2.5.1 Greenhouse Gases – What are they?

Greenhouse gases such as carbon dioxide, methane, nitrous oxide and others, are a major contributor of rising temperatures. Concentrations of carbon dioxide in the atmosphere surpassed 400 parts per million in 2013. Likewise, methane and nitrous oxide concentrations are also breaking records.

These gases are released through human activities, and for the past four decades the majority of greenhouse gasses (78%) have come from industrial activity, the burning of fossil fuels for energy and livestock production.

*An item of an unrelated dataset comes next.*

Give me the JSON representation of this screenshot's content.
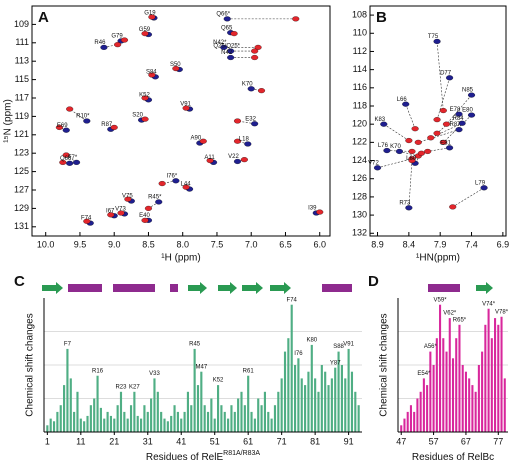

Souce: IPCC, Climate Change 2014 – Synthesis Report

2.5.2 The Enhanced Greenhouse Effect

Sunlight passes through the earth’s atmosphere and warms the surface of the earth. Most of this heat is radiated back upwards. Gases within the Earth’s atmosphere, including carbon based greenhouse gases like carbon dioxide and methane; serve to re-absorb a large percentage of this heat and radiate in all directions. This process is known as the greenhouse effect and ensures the earth’s surface is warmed to a life-supporting average of 15 degrees Celsius.

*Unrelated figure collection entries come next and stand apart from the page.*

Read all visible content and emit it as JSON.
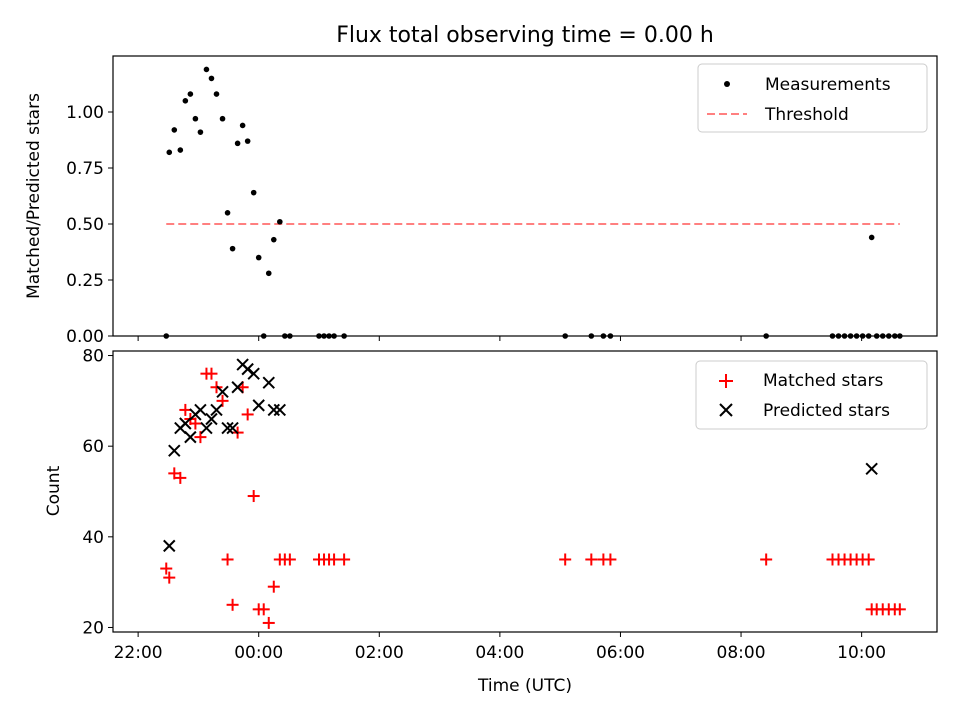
{
  "figure_title": "Flux total observing time = 0.00 h",
  "colors": {
    "matched": "#ff0000",
    "predicted": "#000000",
    "threshold": "#ff8080",
    "measurement": "#000000"
  },
  "chart_data": [
    {
      "type": "scatter",
      "ylabel": "Matched/Predicted stars",
      "xlabel": "",
      "x_unit": "hours since 22:00 UTC shown as clock time",
      "xlim": [
        "21:35",
        "11:15"
      ],
      "ylim": [
        0,
        1.25
      ],
      "yticks": [
        "0.00",
        "0.25",
        "0.50",
        "0.75",
        "1.00"
      ],
      "legend_position": "top-right",
      "threshold": {
        "name": "Threshold",
        "value": 0.5,
        "x_start": "22:28",
        "x_end": "10:38",
        "style": "dashed"
      },
      "series": [
        {
          "name": "Measurements",
          "points": [
            [
              "22:28",
              0.0
            ],
            [
              "22:31",
              0.82
            ],
            [
              "22:36",
              0.92
            ],
            [
              "22:42",
              0.83
            ],
            [
              "22:47",
              1.05
            ],
            [
              "22:52",
              1.08
            ],
            [
              "22:57",
              0.97
            ],
            [
              "23:02",
              0.91
            ],
            [
              "23:08",
              1.19
            ],
            [
              "23:13",
              1.15
            ],
            [
              "23:18",
              1.08
            ],
            [
              "23:24",
              0.97
            ],
            [
              "23:29",
              0.55
            ],
            [
              "23:34",
              0.39
            ],
            [
              "23:39",
              0.86
            ],
            [
              "23:44",
              0.94
            ],
            [
              "23:49",
              0.87
            ],
            [
              "23:55",
              0.64
            ],
            [
              "00:00",
              0.35
            ],
            [
              "00:05",
              0.0
            ],
            [
              "00:10",
              0.28
            ],
            [
              "00:15",
              0.43
            ],
            [
              "00:21",
              0.51
            ],
            [
              "00:26",
              0.0
            ],
            [
              "00:31",
              0.0
            ],
            [
              "01:00",
              0.0
            ],
            [
              "01:05",
              0.0
            ],
            [
              "01:10",
              0.0
            ],
            [
              "01:15",
              0.0
            ],
            [
              "01:25",
              0.0
            ],
            [
              "05:05",
              0.0
            ],
            [
              "05:31",
              0.0
            ],
            [
              "05:43",
              0.0
            ],
            [
              "05:50",
              0.0
            ],
            [
              "08:25",
              0.0
            ],
            [
              "09:31",
              0.0
            ],
            [
              "09:37",
              0.0
            ],
            [
              "09:43",
              0.0
            ],
            [
              "09:49",
              0.0
            ],
            [
              "09:55",
              0.0
            ],
            [
              "10:01",
              0.0
            ],
            [
              "10:07",
              0.0
            ],
            [
              "10:10",
              0.44
            ],
            [
              "10:15",
              0.0
            ],
            [
              "10:21",
              0.0
            ],
            [
              "10:27",
              0.0
            ],
            [
              "10:33",
              0.0
            ],
            [
              "10:38",
              0.0
            ]
          ]
        }
      ]
    },
    {
      "type": "scatter",
      "ylabel": "Count",
      "xlabel": "Time (UTC)",
      "xlim": [
        "21:35",
        "11:15"
      ],
      "ylim": [
        19,
        81
      ],
      "yticks": [
        "20",
        "40",
        "60",
        "80"
      ],
      "xticks": [
        "22:00",
        "00:00",
        "02:00",
        "04:00",
        "06:00",
        "08:00",
        "10:00"
      ],
      "legend_position": "top-right",
      "series": [
        {
          "name": "Matched stars",
          "marker": "plus",
          "points": [
            [
              "22:28",
              33
            ],
            [
              "22:31",
              31
            ],
            [
              "22:36",
              54
            ],
            [
              "22:42",
              53
            ],
            [
              "22:47",
              68
            ],
            [
              "22:52",
              66
            ],
            [
              "22:57",
              65
            ],
            [
              "23:02",
              62
            ],
            [
              "23:08",
              76
            ],
            [
              "23:13",
              76
            ],
            [
              "23:18",
              73
            ],
            [
              "23:24",
              70
            ],
            [
              "23:29",
              35
            ],
            [
              "23:34",
              25
            ],
            [
              "23:39",
              63
            ],
            [
              "23:44",
              73
            ],
            [
              "23:49",
              67
            ],
            [
              "23:55",
              49
            ],
            [
              "00:00",
              24
            ],
            [
              "00:05",
              24
            ],
            [
              "00:10",
              21
            ],
            [
              "00:15",
              29
            ],
            [
              "00:21",
              35
            ],
            [
              "00:26",
              35
            ],
            [
              "00:31",
              35
            ],
            [
              "01:00",
              35
            ],
            [
              "01:05",
              35
            ],
            [
              "01:10",
              35
            ],
            [
              "01:15",
              35
            ],
            [
              "01:25",
              35
            ],
            [
              "05:05",
              35
            ],
            [
              "05:31",
              35
            ],
            [
              "05:43",
              35
            ],
            [
              "05:50",
              35
            ],
            [
              "08:25",
              35
            ],
            [
              "09:31",
              35
            ],
            [
              "09:37",
              35
            ],
            [
              "09:43",
              35
            ],
            [
              "09:49",
              35
            ],
            [
              "09:55",
              35
            ],
            [
              "10:01",
              35
            ],
            [
              "10:07",
              35
            ],
            [
              "10:10",
              24
            ],
            [
              "10:15",
              24
            ],
            [
              "10:21",
              24
            ],
            [
              "10:27",
              24
            ],
            [
              "10:33",
              24
            ],
            [
              "10:38",
              24
            ]
          ]
        },
        {
          "name": "Predicted stars",
          "marker": "x",
          "points": [
            [
              "22:31",
              38
            ],
            [
              "22:36",
              59
            ],
            [
              "22:42",
              64
            ],
            [
              "22:47",
              65
            ],
            [
              "22:52",
              62
            ],
            [
              "22:57",
              67
            ],
            [
              "23:02",
              68
            ],
            [
              "23:08",
              64
            ],
            [
              "23:13",
              66
            ],
            [
              "23:18",
              68
            ],
            [
              "23:24",
              72
            ],
            [
              "23:29",
              64
            ],
            [
              "23:34",
              64
            ],
            [
              "23:39",
              73
            ],
            [
              "23:44",
              78
            ],
            [
              "23:49",
              77
            ],
            [
              "23:55",
              76
            ],
            [
              "00:00",
              69
            ],
            [
              "00:10",
              74
            ],
            [
              "00:15",
              68
            ],
            [
              "00:21",
              68
            ],
            [
              "10:10",
              55
            ]
          ]
        }
      ]
    }
  ]
}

Human activities have contributed to the extensive release of carbon based emissions, nitrous oxides and chlorofluorocarbons (CFCs). The buildup of these long lived greenhouse gases in the atmosphere has resulted an enhanced greenhouse effect; that causes more heat to be trapped and retained within the atmosphere than usual – leading to a gradual but steady rise in global surface and lower-atmospheric temperatures

The difference between the greenhouse effect and an enhanced greenhouse effect is explained in the diagram below.

2.5.3 The Albedo Effect

Albedo is the amount of light or radiation that is reflected from a surface. A surface with high albedo reflects most of the light/heat radiation and absorbs the rest, and vice versa. On Earth, the amount of light and heat reflected from the surface is a function of what is on our surface: forests, oceans, urban regions, deserts, and polar ice caps. As such changes in albedo contribute significantly to fluctuation in global temperature readings.

Bright ice and snow (high albedo) reflect 95% of heat radiation. However, with rising global temperatures, snow and ice has been melting, thus reducing the albedo for the region as previously iced over areas turn into land or ocean. This leads to a spiraling cycle known as the ice-albedo feedback.

Similarly, the clearing of forest areas results in a short term cooling effect as more radiation is reflected back into the atmosphere from the bare surface. However, because clearing of forest involves biomass combustion (remember the annual haze?), large amounts of carbon dioxide are released into the atmosphere, enhancing the greenhouse effect and contributing to long term global warming.